The Justice Department announced a series of policy changes Thursday aimed at toughening the federal response to white-collar crime, particularly offenses involving corporate misconduct.
Speaking to lawyers who often defend individuals and companies against such charges, Deputy Attorney General Lisa Monaco said the new approach would do more to deter crime in the nation’s boardrooms and executive suites.
“Corporate culture matters. A corporate culture that fails to hold individuals accountable, or fails to invest in compliance — or worse, that thumbs its nose at compliance — leads to bad results,” Monaco said in virtual remarks to an American Bar Association conference on white-collar crime in Miami. “Although we understand the costs that enforcement actions can place on shareholders and others, our responsibility is to incentivize responsible corporate citizenship, a culture of compliance and a sense of accountability. So, the Department will not hesitate to take action when necessary to combat corporate wrongdoing.”
Monaco said the Justice Department is dropping a policy that gave companies credit for cooperation when they identified all employees “substantially involved” in misconduct.
“Such distinctions are confusing in practice and afford companies too much discretion in deciding who should and should not be disclosed to the government,” she said.
Now, corporations will have to come clean about all employees who took part in misconduct “regardless of their position, status, or seniority,” she said. Prosecutors will decide who merits prosecution or may turn out to be a valuable source of testimony against others, the DOJ official added.
Monaco also said the Justice Department won’t hesitate to bring cases against company executives, even though such cases are typically vigorously contested by well-funded defense counsel and sometimes result in acquittals or dismissal.
“I recognize that cases against corporate executives are among some of the most difficult that the department brings, and that means the government may lose some of those cases. But I have and will continue to make clear to our prosecutors that, as long as we act consistent with the principles of federal prosecution, the fear of losing should not deter them,” Monaco said. “So long as those principles are followed, we will urge prosecutors to be bold in holding accountable those who commit criminal conduct.”
Monaco said the Justice Department will now look at a company’s full range of prior actions in making enforcement decisions, dropping a prior policy that only took account of “similar misconduct.” That could mean an end to banks and other companies getting multiple reprieves from prosecutors in the form of deferred prosecution agreements and non-prosecution agreements, although the DOJ official stopped short Thursday of ruling out giving more than one such deal to the same firm.

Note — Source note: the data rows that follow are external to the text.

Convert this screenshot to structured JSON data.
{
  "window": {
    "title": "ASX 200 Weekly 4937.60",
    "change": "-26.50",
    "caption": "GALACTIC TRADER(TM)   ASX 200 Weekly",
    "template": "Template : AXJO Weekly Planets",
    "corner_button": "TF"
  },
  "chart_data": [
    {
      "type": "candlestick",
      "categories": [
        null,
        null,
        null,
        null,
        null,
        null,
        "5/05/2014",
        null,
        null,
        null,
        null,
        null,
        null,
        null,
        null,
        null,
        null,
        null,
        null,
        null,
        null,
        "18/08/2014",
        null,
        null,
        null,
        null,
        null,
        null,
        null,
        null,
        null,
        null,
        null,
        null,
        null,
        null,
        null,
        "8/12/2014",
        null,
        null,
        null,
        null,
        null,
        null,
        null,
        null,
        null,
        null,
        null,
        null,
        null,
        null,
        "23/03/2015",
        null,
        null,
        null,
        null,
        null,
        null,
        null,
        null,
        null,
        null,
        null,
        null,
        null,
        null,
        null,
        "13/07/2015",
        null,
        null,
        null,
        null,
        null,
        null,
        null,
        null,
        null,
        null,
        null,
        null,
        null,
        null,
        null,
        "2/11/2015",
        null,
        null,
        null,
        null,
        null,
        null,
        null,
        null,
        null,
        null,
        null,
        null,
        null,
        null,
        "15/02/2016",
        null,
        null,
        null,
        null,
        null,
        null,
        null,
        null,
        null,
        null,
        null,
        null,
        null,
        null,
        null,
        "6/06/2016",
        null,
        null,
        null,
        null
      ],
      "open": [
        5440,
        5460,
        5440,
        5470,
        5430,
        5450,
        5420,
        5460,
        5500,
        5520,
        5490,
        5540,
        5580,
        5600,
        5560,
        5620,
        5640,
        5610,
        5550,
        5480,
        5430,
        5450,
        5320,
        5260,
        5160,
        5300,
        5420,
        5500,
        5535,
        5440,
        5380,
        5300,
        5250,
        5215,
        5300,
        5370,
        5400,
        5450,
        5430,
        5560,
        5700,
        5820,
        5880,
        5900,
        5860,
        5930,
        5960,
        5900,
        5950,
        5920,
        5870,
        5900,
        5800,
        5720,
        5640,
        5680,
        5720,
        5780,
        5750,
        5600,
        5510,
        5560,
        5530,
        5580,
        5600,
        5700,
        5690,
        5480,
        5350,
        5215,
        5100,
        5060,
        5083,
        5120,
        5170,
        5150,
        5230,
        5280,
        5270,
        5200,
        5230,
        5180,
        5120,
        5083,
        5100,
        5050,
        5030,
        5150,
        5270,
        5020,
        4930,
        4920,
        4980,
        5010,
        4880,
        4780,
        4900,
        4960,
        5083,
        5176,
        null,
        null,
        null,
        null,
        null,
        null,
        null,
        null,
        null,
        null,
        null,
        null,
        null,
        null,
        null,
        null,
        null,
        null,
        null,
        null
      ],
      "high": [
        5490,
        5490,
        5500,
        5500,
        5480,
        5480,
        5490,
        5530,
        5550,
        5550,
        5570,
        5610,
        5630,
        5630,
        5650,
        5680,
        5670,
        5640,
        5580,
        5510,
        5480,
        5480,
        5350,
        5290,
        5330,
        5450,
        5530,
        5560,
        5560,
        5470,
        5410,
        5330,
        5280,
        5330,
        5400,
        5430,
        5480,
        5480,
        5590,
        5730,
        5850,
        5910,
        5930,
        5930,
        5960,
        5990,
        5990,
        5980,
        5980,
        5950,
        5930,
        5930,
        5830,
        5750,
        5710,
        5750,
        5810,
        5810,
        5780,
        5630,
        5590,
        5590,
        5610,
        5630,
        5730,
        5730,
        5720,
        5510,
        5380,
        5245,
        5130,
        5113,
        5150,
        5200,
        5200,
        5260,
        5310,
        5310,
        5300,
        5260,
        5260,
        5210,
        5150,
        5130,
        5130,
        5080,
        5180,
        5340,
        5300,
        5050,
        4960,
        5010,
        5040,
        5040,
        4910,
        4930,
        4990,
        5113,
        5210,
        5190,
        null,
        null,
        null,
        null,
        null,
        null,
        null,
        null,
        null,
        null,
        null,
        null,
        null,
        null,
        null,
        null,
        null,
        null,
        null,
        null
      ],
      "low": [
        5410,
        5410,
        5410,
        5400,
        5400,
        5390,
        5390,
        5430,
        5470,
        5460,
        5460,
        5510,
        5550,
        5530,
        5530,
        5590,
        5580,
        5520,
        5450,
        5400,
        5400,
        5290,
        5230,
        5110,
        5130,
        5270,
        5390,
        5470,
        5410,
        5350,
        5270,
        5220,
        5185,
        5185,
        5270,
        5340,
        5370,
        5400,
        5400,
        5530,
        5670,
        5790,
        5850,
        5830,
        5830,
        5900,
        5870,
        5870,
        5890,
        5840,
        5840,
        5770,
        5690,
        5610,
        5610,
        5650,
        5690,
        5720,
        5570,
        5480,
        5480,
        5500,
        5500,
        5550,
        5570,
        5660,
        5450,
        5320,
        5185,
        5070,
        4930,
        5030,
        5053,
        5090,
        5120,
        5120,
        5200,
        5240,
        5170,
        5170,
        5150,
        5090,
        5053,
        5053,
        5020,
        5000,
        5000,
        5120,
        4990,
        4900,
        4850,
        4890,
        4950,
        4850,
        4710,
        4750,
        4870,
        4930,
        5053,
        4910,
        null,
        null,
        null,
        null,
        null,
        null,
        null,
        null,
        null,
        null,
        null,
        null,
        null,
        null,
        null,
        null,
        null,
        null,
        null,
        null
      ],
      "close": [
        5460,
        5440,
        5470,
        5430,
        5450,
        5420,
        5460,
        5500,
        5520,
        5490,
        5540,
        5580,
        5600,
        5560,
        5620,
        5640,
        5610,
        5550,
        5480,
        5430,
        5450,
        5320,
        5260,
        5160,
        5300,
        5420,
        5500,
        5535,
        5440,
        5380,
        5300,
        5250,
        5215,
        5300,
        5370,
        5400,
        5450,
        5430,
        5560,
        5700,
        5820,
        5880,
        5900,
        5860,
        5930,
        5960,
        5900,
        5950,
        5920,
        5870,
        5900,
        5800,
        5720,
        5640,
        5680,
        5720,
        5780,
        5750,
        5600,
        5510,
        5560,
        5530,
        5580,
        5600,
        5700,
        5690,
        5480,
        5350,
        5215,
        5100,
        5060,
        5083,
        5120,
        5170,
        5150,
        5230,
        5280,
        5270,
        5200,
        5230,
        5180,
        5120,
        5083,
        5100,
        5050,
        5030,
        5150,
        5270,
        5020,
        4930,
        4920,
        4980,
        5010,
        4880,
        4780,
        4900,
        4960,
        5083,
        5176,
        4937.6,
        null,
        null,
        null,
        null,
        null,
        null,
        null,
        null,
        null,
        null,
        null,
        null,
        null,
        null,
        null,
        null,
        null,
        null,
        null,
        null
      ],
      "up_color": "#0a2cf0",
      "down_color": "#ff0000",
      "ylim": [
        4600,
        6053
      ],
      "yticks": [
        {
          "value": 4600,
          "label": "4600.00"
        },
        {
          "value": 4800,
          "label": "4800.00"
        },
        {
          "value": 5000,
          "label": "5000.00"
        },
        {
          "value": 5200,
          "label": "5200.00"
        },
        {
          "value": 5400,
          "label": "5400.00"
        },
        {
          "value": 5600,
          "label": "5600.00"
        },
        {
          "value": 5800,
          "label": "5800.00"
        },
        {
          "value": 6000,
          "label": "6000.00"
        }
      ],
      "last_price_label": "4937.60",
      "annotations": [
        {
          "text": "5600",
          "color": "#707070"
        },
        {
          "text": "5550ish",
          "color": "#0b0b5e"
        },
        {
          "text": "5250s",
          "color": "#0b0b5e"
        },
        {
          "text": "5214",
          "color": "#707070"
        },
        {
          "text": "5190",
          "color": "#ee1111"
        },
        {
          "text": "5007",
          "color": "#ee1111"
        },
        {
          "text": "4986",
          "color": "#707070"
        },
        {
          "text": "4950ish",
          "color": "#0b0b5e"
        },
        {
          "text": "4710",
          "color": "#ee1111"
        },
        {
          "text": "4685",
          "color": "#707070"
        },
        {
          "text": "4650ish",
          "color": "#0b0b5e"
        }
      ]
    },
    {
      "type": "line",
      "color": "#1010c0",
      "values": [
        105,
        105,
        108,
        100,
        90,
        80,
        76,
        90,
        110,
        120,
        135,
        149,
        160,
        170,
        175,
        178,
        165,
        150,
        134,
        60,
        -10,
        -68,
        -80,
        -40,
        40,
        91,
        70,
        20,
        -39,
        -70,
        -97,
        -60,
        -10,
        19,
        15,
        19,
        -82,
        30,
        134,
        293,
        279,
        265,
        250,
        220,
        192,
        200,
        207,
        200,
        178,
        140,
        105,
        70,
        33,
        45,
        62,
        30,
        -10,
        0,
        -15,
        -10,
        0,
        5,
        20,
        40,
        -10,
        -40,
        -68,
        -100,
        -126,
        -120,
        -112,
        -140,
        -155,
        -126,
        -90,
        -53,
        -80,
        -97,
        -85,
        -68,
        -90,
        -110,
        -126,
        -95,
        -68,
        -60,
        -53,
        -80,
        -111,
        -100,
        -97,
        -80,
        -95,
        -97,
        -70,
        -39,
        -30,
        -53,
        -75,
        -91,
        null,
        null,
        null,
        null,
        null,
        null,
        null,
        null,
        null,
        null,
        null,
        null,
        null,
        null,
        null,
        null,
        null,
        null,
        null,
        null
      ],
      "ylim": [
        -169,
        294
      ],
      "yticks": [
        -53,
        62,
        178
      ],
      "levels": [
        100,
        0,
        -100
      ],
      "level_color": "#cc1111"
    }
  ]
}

Monaco also said the department will step up the use of outside monitors to make sure companies involved in misconduct have corrected course and embed a squad of FBI agents in the department’s section that prosecutes criminal fraud.
The changes made public on Thursday fit a pattern in recent decades of Democratic administrations generally taking a more aggressive posture toward white-collar crime and Republican ones taking a more lax approach, particularly when it comes to charging companies themselves with criminal offenses.
However, in practice, enforcement has proven more similar than different. A major drive against corporate crime was launched under former President George W. Bush following several high-profile corporate implosions, like that of Enron. And under former President Barack Obama, the Justice Department was sharply criticized for bringing no significant criminal cases against bank officials in connection with the mortgage-backed securities that fueled the financial meltdown in 2007 and 2008.
Leah Nylen contributed to this report.